One of the characteristics of communism and communist regimes – the “real socialisms”, so embarrassing for the “socialist camp” due to the flagrant contradictions they present with the doctrine – are the so-called “purges”, the cleaning or purification of the elements that have gone astray.
The system has historical similarities with inquisitorial activities, although the number of victims of communist purges is infinitely greater than that of the Inquisition and the processes are more expeditious and provide fewer guarantees for the accused. The most famous came after Kirov’s assassination in 1934, when, between 1936 and 1938, Stalin swept out of the party (and this world) elements that were hostile to him or of which he only suspected, culminating in the “Moscow Trials”, in which “old Bolsheviks” like Zinoviev and Kamenev were accused, humiliated and killed.
And alongside these notables, millions of intellectuals, academics, techno-bureaucrats, military personnel, workers, farmers, were detained, tortured, summarily executed, or sent to the work camps of the “Gulag Archipelago”, where many died.
The unpopular, often disguised but undisguised truth is that terror is inherent in the communist machine; It was, therefore, fatal for the method to be repeated in East Germany, Poland, Hungary, Romania, Bulgaria and the Baltic countries where, between 1945 and 1948, the Soviets put local communist parties in power.
The targets of the purges were inevitably the “fascists”, “the “anti-communists”, the “deviationists”, “the landowners” and other categories – ideological or class – to be slaughtered.
China, where Mao’s communists took power in 1949, was the theater of the most sinister purges, due to the methods and number of victims, whether in the Cultural Revolution or the “Great Leap Forward”.
All of this comes in connection with the recent purge among the high military commands in the People’s Republic of China.
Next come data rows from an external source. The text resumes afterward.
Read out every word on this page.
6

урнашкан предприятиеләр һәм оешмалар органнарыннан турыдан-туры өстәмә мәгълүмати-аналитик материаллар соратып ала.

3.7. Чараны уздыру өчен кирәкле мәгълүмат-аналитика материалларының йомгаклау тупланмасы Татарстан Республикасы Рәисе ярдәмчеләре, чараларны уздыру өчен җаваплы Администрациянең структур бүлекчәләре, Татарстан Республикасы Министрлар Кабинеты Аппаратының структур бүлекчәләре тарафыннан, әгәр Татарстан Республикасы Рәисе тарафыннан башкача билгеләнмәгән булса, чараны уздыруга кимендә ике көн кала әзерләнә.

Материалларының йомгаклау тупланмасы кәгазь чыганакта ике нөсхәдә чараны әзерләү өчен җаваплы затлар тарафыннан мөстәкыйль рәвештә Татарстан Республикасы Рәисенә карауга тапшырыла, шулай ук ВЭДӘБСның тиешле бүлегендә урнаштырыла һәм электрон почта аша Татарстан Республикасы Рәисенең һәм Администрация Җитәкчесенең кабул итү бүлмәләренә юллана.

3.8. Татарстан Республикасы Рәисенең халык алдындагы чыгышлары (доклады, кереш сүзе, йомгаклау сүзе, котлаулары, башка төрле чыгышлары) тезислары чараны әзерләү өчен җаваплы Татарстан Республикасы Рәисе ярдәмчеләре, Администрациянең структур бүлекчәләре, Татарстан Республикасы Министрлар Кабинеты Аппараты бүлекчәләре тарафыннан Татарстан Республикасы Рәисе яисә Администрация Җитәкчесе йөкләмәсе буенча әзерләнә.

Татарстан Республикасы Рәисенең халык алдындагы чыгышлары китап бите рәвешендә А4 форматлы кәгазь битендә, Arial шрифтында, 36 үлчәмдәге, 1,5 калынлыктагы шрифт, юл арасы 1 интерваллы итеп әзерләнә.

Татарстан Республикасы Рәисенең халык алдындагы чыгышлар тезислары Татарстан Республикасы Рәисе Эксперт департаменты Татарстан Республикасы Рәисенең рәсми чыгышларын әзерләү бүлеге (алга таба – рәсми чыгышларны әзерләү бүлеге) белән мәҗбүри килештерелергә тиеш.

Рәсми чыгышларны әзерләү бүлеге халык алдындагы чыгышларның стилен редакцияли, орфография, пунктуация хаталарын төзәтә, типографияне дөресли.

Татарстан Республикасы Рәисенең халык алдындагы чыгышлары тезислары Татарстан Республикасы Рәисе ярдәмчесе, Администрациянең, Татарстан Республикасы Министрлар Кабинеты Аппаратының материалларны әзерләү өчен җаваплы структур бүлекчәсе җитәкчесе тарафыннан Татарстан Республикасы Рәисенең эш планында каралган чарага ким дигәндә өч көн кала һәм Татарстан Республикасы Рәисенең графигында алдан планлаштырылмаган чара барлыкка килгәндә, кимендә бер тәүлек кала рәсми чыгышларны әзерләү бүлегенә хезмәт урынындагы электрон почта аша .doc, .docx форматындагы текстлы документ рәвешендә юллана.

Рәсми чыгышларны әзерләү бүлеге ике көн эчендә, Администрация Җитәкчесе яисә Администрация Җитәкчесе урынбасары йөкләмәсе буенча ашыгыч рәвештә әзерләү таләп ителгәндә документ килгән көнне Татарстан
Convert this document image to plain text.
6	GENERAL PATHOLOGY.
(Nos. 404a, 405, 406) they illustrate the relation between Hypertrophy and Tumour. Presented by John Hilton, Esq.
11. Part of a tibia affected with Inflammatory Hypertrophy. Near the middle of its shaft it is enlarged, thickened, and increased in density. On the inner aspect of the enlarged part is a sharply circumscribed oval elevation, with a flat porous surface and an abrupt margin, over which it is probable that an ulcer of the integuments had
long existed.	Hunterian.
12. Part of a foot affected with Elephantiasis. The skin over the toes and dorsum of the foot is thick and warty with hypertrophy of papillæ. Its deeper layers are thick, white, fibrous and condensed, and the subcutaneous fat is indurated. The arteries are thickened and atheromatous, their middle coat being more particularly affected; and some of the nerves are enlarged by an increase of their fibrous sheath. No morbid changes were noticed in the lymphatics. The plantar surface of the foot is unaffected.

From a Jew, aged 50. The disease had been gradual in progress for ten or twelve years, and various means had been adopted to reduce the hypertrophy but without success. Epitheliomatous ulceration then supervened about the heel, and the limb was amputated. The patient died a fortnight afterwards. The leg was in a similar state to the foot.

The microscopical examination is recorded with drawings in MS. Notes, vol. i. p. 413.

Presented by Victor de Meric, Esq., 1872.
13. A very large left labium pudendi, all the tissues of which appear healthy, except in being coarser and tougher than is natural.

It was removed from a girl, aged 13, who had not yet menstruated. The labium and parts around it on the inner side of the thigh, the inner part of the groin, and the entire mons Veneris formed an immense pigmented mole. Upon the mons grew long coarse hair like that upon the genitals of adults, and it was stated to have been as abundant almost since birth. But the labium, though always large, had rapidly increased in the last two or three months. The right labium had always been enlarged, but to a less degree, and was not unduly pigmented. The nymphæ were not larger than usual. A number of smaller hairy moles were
On January 24th, generals Zhang Youxia and Liu Zhenli were officially placed “under investigation”. Both Zhang and Liu belonged to the Central Military Commission (CMC) of the People’s Liberation Army (PLA). And Zhang, vice president of the CMC, was an old friend and ally of Xi Jinping.
The accusations are of “corruption”: as early as June 2024, Defense Minister Li Shangfu and his predecessor, Wei Fenghe, had been dismissed for the same sin, along with another general and another admiral.
In any case, Zhang’s case is the most disturbing: Zhang is a childhood friend and longtime collaborator of President Xi, and his parents, both historic party leaders, were also already close friends. The language and method of cleaning are traditional in China: those now suspended have stopped appearing since December 22 because they “betrayed the trust of the Party and the responsibility placed in them”, causing “great damage” to the political-military structure.
Thus, in the PLA CMC there is one soldier left – Zhang Shengmin. If we think that in 2010 Xi had 22 soldiers there, we easily conclude that it was a real purge, although without the Stalinist or Maoist brutality. Apparently, the purged are, for now, alive, healthy and in (even more) supervised freedom.
What should interest us most here is knowing the influence that these accusations of corruption and this purge will have on the fate of Taiwan, the “other China” that the new Trumpian strategic doctrine expressly mentions as an area to be protected. Washington and Beijing maintain dialogue through Defense Ministers Pete Hegseth and Dong Jun; and Trump’s trip to China to meet Xi is scheduled for next April.